Last week, a range of penalties were issued to St George Illawarra Dragons players following a party at Paul Vaughan’s house, which not only breached NRL protocol, but New South Wales lockdown laws as well.
Later that week, Jai Arrow also breached NRL protocols while in State of Origin camp by having an unauthorised visitor to his room.
When I heard the news, one word that came to mind was ‘entitled’ and that word has been in my mind again this week.
Given the continued and evolving COVID-19 situation in Sydney, the NRL made the decision on Sunday to relocate all of the NSW and ACT-based teams to Queensland to keep the competition going.
In response, Paul Gallen penned an article asking us all to remember that players are human beings and to consider, in particular, the impact of a hub on the single players.
According to Gallen, “To be stuck in a bubble with nothing but men around you, if you’re a single bloke … there’s going to be urges at times and it’s going to be extremely hard for certain blokes to be alone for up to two months as the competition ends.”
Gallen has completely missed the mark here – are players incapable of resisting their physical urges? When players are in a hub, are urges at the top of the priority list?
This was a genuine opportunity for an experienced player to talk about the importance of connection and how hard the hub environment is for so many athletes who are travelling around the country to keep our favourite sporting codes alive.
Hubs are difficult for many varied reasons. The New Zealand Warriors had to leave their country for an extended period.

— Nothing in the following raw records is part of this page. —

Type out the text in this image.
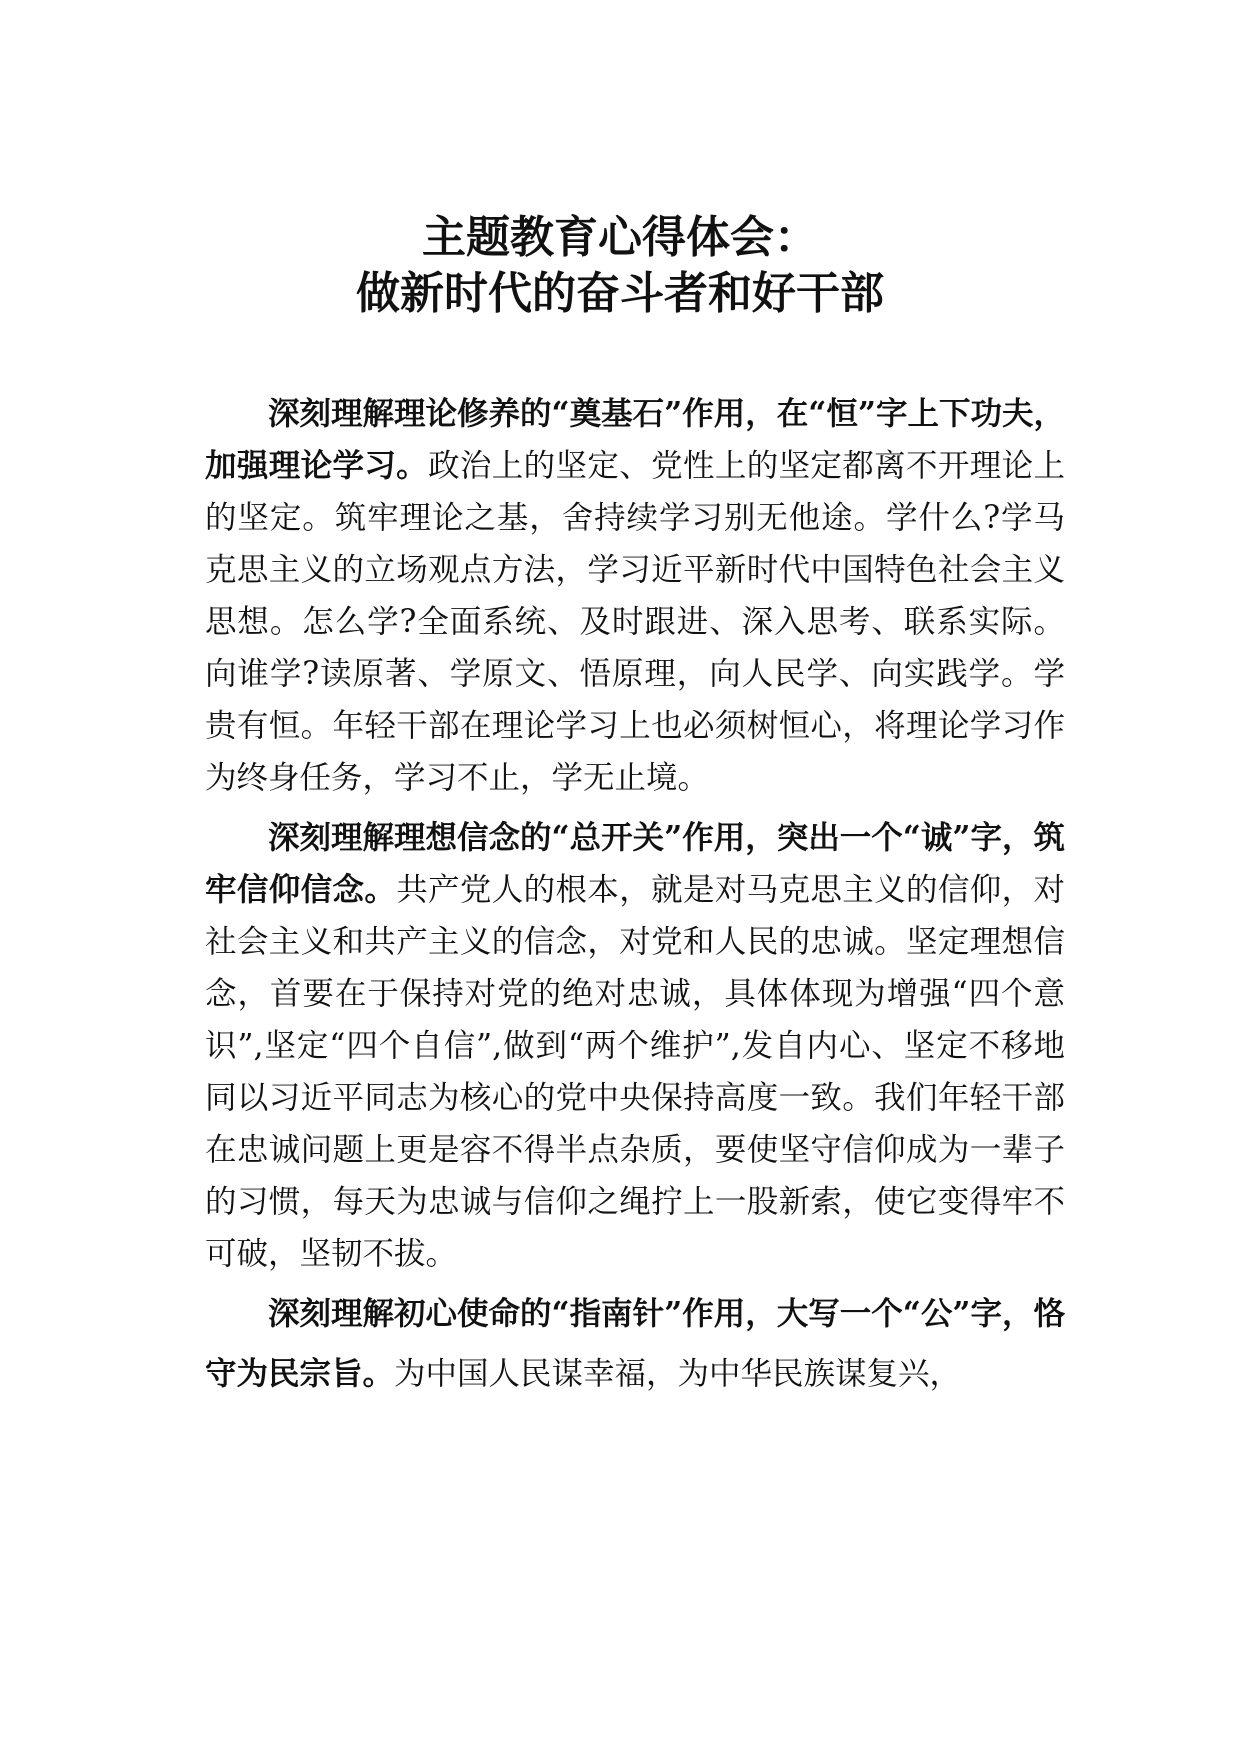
主题教育心得体会：
做新时代的奋斗者和好干部

深刻理解理论修养的“奠基石”作用，在“恒”字上下功夫，加强理论学习。政治上的坚定、党性上的坚定都离不开理论上的坚定。筑牢理论之基，舍持续学习别无他途。学什么?学马克思主义的立场观点方法，学习近平新时代中国特色社会主义思想。怎么学?全面系统、及时跟进、深入思考、联系实际。向谁学?读原著、学原文、悟原理，向人民学、向实践学。学贵有恒。年轻干部在理论学习上也必须树恒心，将理论学习作为终身任务，学习不止，学无止境。

深刻理解理想信念的“总开关”作用，突出一个“诚”字，筑牢信仰信念。共产党人的根本，就是对马克思主义的信仰，对社会主义和共产主义的信念，对党和人民的忠诚。坚定理想信念，首要在于保持对党的绝对忠诚，具体体现为增强“四个意识”,坚定“四个自信”,做到“两个维护”,发自内心、坚定不移地同以习近平同志为核心的党中央保持高度一致。我们年轻干部在忠诚问题上更是容不得半点杂质，要使坚守信仰成为一辈子的习惯，每天为忠诚与信仰之绳拧上一股新索，使它变得牢不可破，坚韧不拔。

深刻理解初心使命的“指南针”作用，大写一个“公”字，恪守为民宗旨。为中国人民谋幸福，为中华民族谋复兴，
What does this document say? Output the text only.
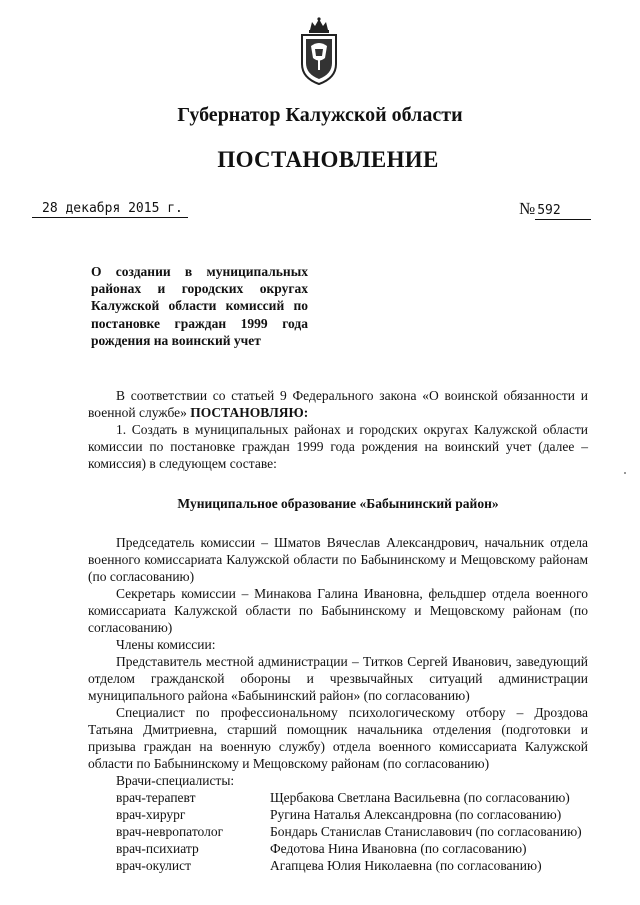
Губернатор Калужской области
ПОСТАНОВЛЕНИЕ
28 декабря 2015 г.	№ 592
О создании в муниципальных районах и городских округах Калужской области комиссий по постановке граждан 1999 года рождения на воинский учет

В соответствии со статьей 9 Федерального закона «О воинской обязанности и военной службе» ПОСТАНОВЛЯЮ:

1. Создать в муниципальных районах и городских округах Калужской области комиссии по постановке граждан 1999 года рождения на воинский учет (далее – комиссия) в следующем составе:

Муниципальное образование «Бабынинский район»

Председатель комиссии – Шматов Вячеслав Александрович, начальник отдела военного комиссариата Калужской области по Бабынинскому и Мещовскому районам (по согласованию)

Секретарь комиссии – Минакова Галина Ивановна, фельдшер отдела военного комиссариата Калужской области по Бабынинскому и Мещовскому районам (по согласованию)

Члены комиссии:

Представитель местной администрации – Титков Сергей Иванович, заведующий отделом гражданской обороны и чрезвычайных ситуаций администрации муниципального района «Бабынинский район» (по согласованию)

Специалист по профессиональному психологическому отбору – Дроздова Татьяна Дмитриевна, старший помощник начальника отделения (подготовки и призыва граждан на военную службу) отдела военного комиссариата Калужской области по Бабынинскому и Мещовскому районам (по согласованию)

Врачи-специалисты:

врач-терапевт	Щербакова Светлана Васильевна (по согласованию)
врач-хирург	Ругина Наталья Александровна (по согласованию)
врач-невропатолог	Бондарь Станислав Станиславович (по согласованию)
врач-психиатр	Федотова Нина Ивановна (по согласованию)
врач-окулист	Агапцева Юлия Николаевна (по согласованию)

Some athletes have families they need to leave behind, with some women involved in the AFL asking sporting competitions to think more broadly about the implications of the bubble for families.

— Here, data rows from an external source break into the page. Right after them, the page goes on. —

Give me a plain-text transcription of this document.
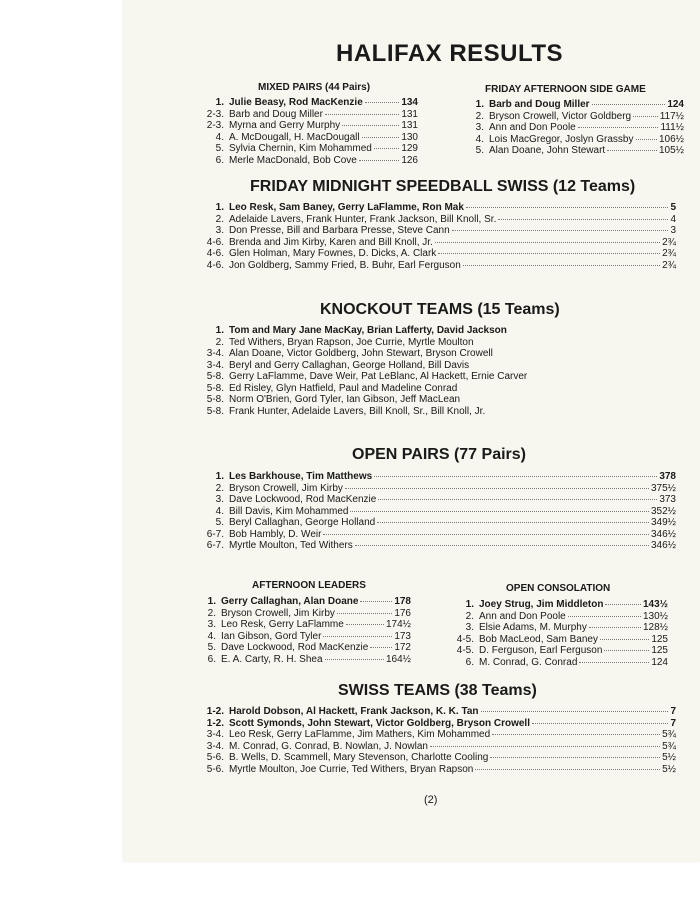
HALIFAX RESULTS
MIXED PAIRS (44 Pairs)
1. Julie Beasy, Rod MacKenzie	134
2-3. Barb and Doug Miller	131
2-3. Myrna and Gerry Murphy	131
4. A. McDougall, H. MacDougall	130
5. Sylvia Chernin, Kim Mohammed	129
6. Merle MacDonald, Bob Cove	126
FRIDAY AFTERNOON SIDE GAME
1. Barb and Doug Miller	124
2. Bryson Crowell, Victor Goldberg	117½
3. Ann and Don Poole	111½
4. Lois MacGregor, Joslyn Grassby	106½
5. Alan Doane, John Stewart	105½
FRIDAY MIDNIGHT SPEEDBALL SWISS (12 Teams)
1. Leo Resk, Sam Baney, Gerry LaFlamme, Ron Mak	5
2. Adelaide Lavers, Frank Hunter, Frank Jackson, Bill Knoll, Sr.	4
3. Don Presse, Bill and Barbara Presse, Steve Cann	3
4-6. Brenda and Jim Kirby, Karen and Bill Knoll, Jr.	2¾
4-6. Glen Holman, Mary Fownes, D. Dicks, A. Clark	2¾
4-6. Jon Goldberg, Sammy Fried, B. Buhr, Earl Ferguson	2¾
KNOCKOUT TEAMS (15 Teams)
1. Tom and Mary Jane MacKay, Brian Lafferty, David Jackson
2. Ted Withers, Bryan Rapson, Joe Currie, Myrtle Moulton
3-4. Alan Doane, Victor Goldberg, John Stewart, Bryson Crowell
3-4. Beryl and Gerry Callaghan, George Holland, Bill Davis
5-8. Gerry LaFlamme, Dave Weir, Pat LeBlanc, Al Hackett, Ernie Carver
5-8. Ed Risley, Glyn Hatfield, Paul and Madeline Conrad
5-8. Norm O'Brien, Gord Tyler, Ian Gibson, Jeff MacLean
5-8. Frank Hunter, Adelaide Lavers, Bill Knoll, Sr., Bill Knoll, Jr.
OPEN PAIRS (77 Pairs)
1. Les Barkhouse, Tim Matthews	378
2. Bryson Crowell, Jim Kirby	375½
3. Dave Lockwood, Rod MacKenzie	373
4. Bill Davis, Kim Mohammed	352½
5. Beryl Callaghan, George Holland	349½
6-7. Bob Hambly, D. Weir	346½
6-7. Myrtle Moulton, Ted Withers	346½
AFTERNOON LEADERS
1. Gerry Callaghan, Alan Doane	178
2. Bryson Crowell, Jim Kirby	176
3. Leo Resk, Gerry LaFlamme	174½
4. Ian Gibson, Gord Tyler	173
5. Dave Lockwood, Rod MacKenzie	172
6. E. A. Carty, R. H. Shea	164½
OPEN CONSOLATION
1. Joey Strug, Jim Middleton	143½
2. Ann and Don Poole	130½
3. Elsie Adams, M. Murphy	128½
4-5. Bob MacLeod, Sam Baney	125
4-5. D. Ferguson, Earl Ferguson	125
6. M. Conrad, G. Conrad	124
SWISS TEAMS (38 Teams)
1-2. Harold Dobson, Al Hackett, Frank Jackson, K. K. Tan	7
1-2. Scott Symonds, John Stewart, Victor Goldberg, Bryson Crowell	7
3-4. Leo Resk, Gerry LaFlamme, Jim Mathers, Kim Mohammed	5¾
3-4. M. Conrad, G. Conrad, B. Nowlan, J. Nowlan	5¾
5-6. B. Wells, D. Scammell, Mary Stevenson, Charlotte Cooling	5½
5-6. Myrtle Moulton, Joe Currie, Ted Withers, Bryan Rapson	5½
(2)
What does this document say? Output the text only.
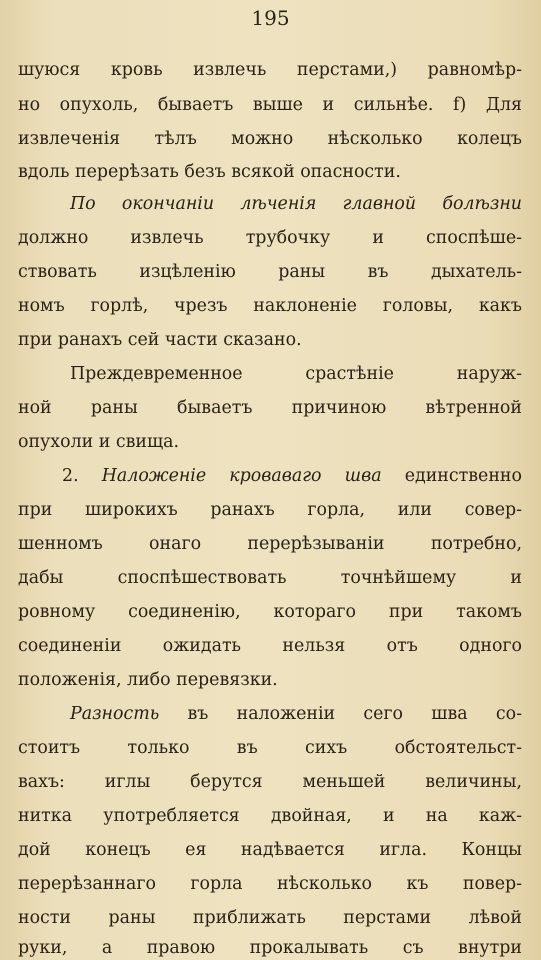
195
шуюся кровь извлечь перстами,) равномѣр-
но опухоль, бываетъ выше и сильнѣе. f) Для
извлеченія тѣлъ можно нѣсколько колецъ
вдоль перерѣзать безъ всякой опасности.
По окончаніи лѣченія главной болѣзни
должно извлечь трубочку и споспѣше-
ствовать изцѣленію раны въ дыхатель-
номъ горлѣ, чрезъ наклоненіе головы, какъ
при ранахъ сей части сказано.
Преждевременное срастѣніе наруж-
ной раны бываетъ причиною вѣтренной
опухоли и свища.
2. Наложеніе кровавагo шва единственно
при широкихъ ранахъ горла, или совер-
шенномъ онаго перерѣзываніи потребно,
дабы споспѣшествовать точнѣйшему и
ровному соединенію, котораго при такомъ
соединеніи ожидать нельзя отъ одного
положенія, либо перевязки.
Разность въ наложеніи сего шва со-
стоитъ только въ сихъ обстоятельст-
вахъ: иглы берутся меньшей величины,
нитка употребляется двойная, и на каж-
дой конецъ ея надѣвается игла. Концы
перерѣзаннаго горла нѣсколько къ повер-
ности раны приближать перстами лѣвой
руки, а правою прокалывать съ внутри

Aaron Woods is toying with the decision not to head to the NRL bubble in Queensland, with his wife due to give birth in a couple of weeks.
It’s not just players either, it is the staff associated with the clubs, administration and officials.

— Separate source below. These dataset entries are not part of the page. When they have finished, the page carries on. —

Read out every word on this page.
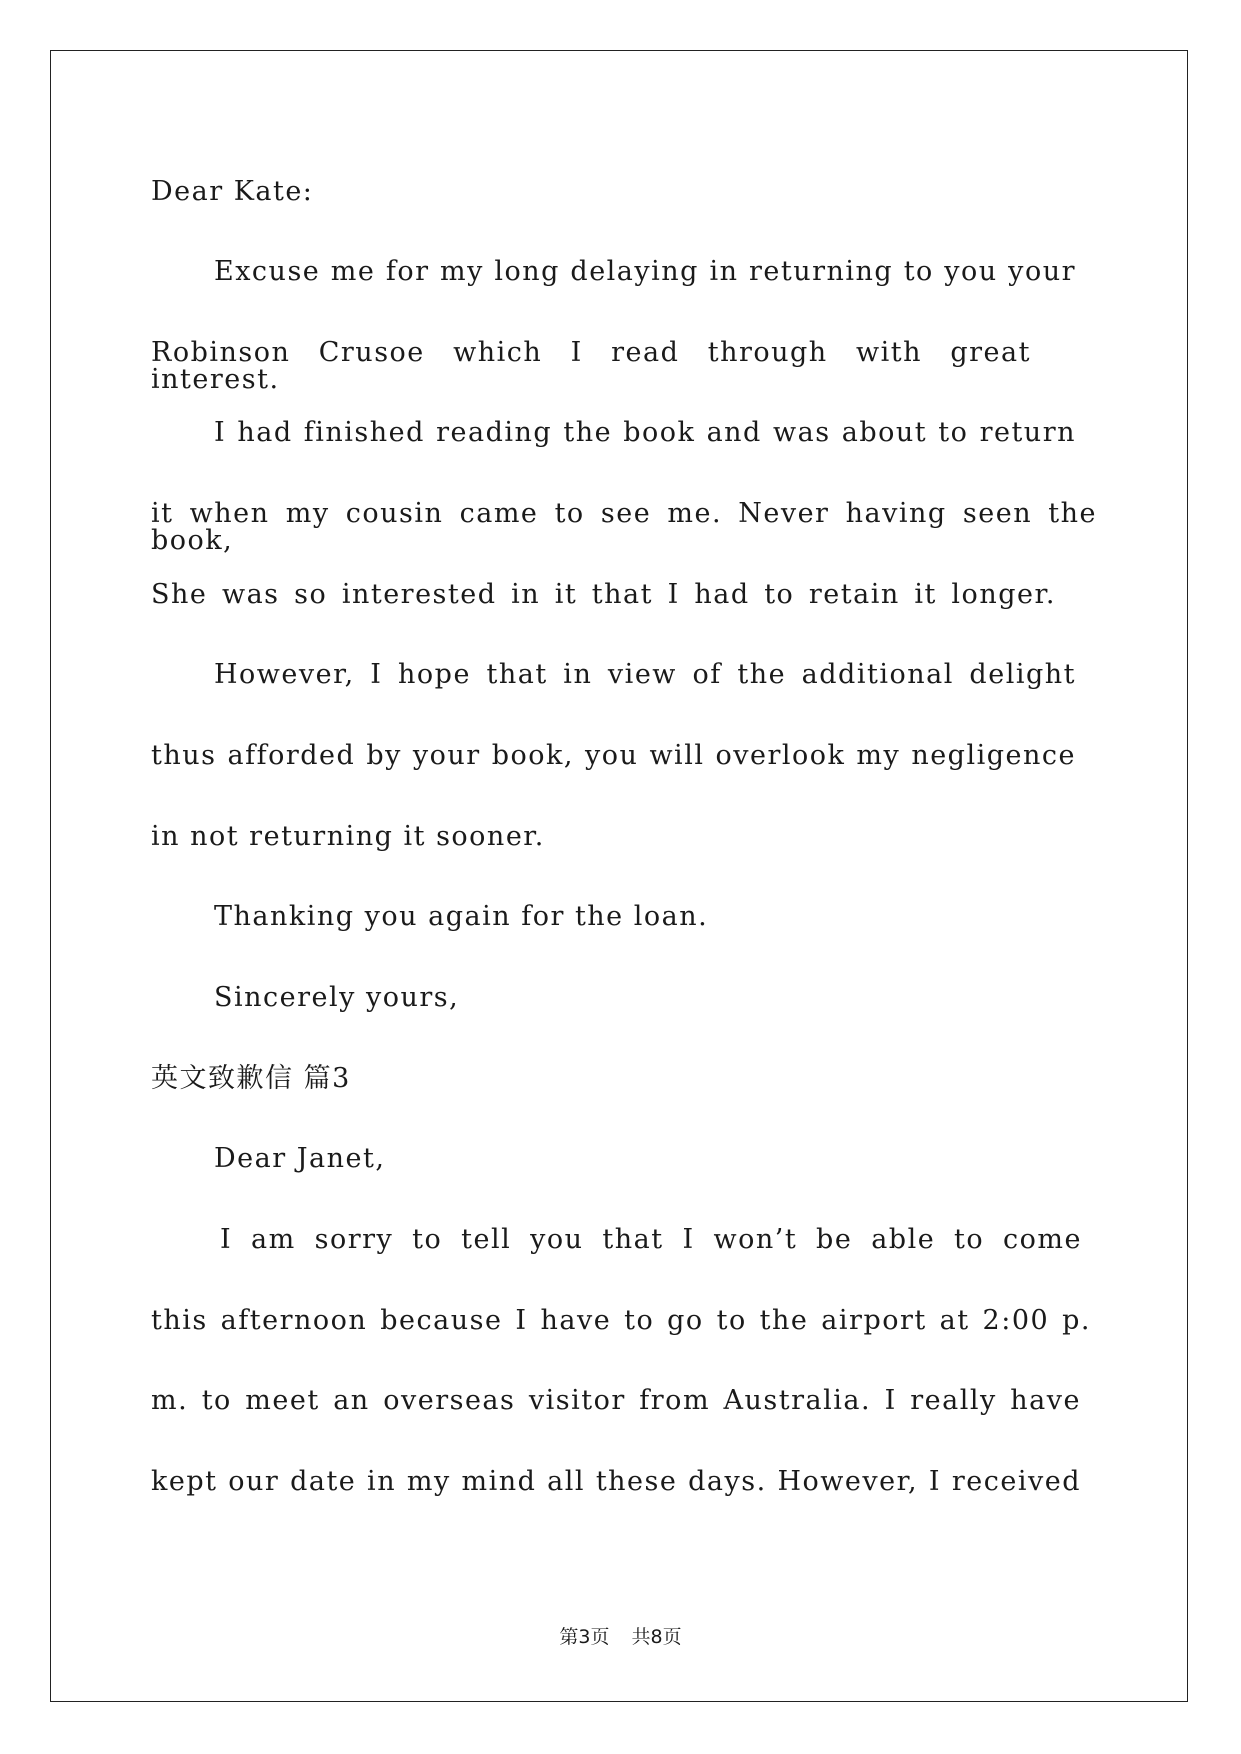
Dear Kate:
Excuse me for my long delaying in returning to you your
Robinson Crusoe which I read through with great interest.
I had finished reading the book and was about to return
it when my cousin came to see me. Never having seen the book,
She was so interested in it that I had to retain it longer.
However, I hope that in view of the additional delight
thus afforded by your book, you will overlook my negligence
in not returning it sooner.
Thanking you again for the loan.
Sincerely yours,
英文致歉信 篇3
Dear Janet,
I am sorry to tell you that I won’t be able to come
this afternoon because I have to go to the airport at 2:00 p.
m. to meet an overseas visitor from Australia. I really have
kept our date in my mind all these days. However, I received
第3页 共8页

I do have empathy for NRL players, it cannot be easy being in a bubble for such an extended period, but whether the single players’ ‘needs’ are taken care of is pretty low on my list of priorities, particularly when Gallen suggests that for players with families, being separated from them is just like being on tour.
It’s also important to remember the many other athletes who are doing what the NRL players are doing for a fraction of the wage.
NRL players have the benefit of being full-time professionals. Many other athletes do not fall in the same boat.
For example, many Super Netball players are juggling their sporting careers with a career. Sarah Klau from the NSW Swifts is an occupational therapist and Natalie Haythornthwaite is a speech pathologist. There are countless others.
When these players move into a bubble, they don’t have the benefit of it being their full-time, professional careers, which creates uncertainty and in some cases anxiety.
Athletes perform their best when life on and off the field is in a good place, so how can we expect them to be at their best when placing them in a bubble has such a big impact on their lives away from their sport?
Additionally, while my heart bleeds for players not having their ‘urges’ met, my heart bleeds more for some of the challenging decisions that have had to be made by others.
In the Super Netball, the Swifts and Giants have found themselves shifting from their homes in Sydney, to Queensland, to Melbourne with little notice.
Swifts coach Briony Akle had to make a decision to split up her family, with two of her sons remaining in Queensland and two joining her in Melbourne. West Coast Fever coach Stacey Marinkovick has travelled to the bubble without her 17-month-old son.
These are the challenges that people are overcoming that I want to read about, not the courage in being able to resist an ‘urge’ for two months.
Across the Aussie sporting landscape, the approach has been to keep competitions alive at all costs.
But at what point does the cost for our players and the people around them become too much?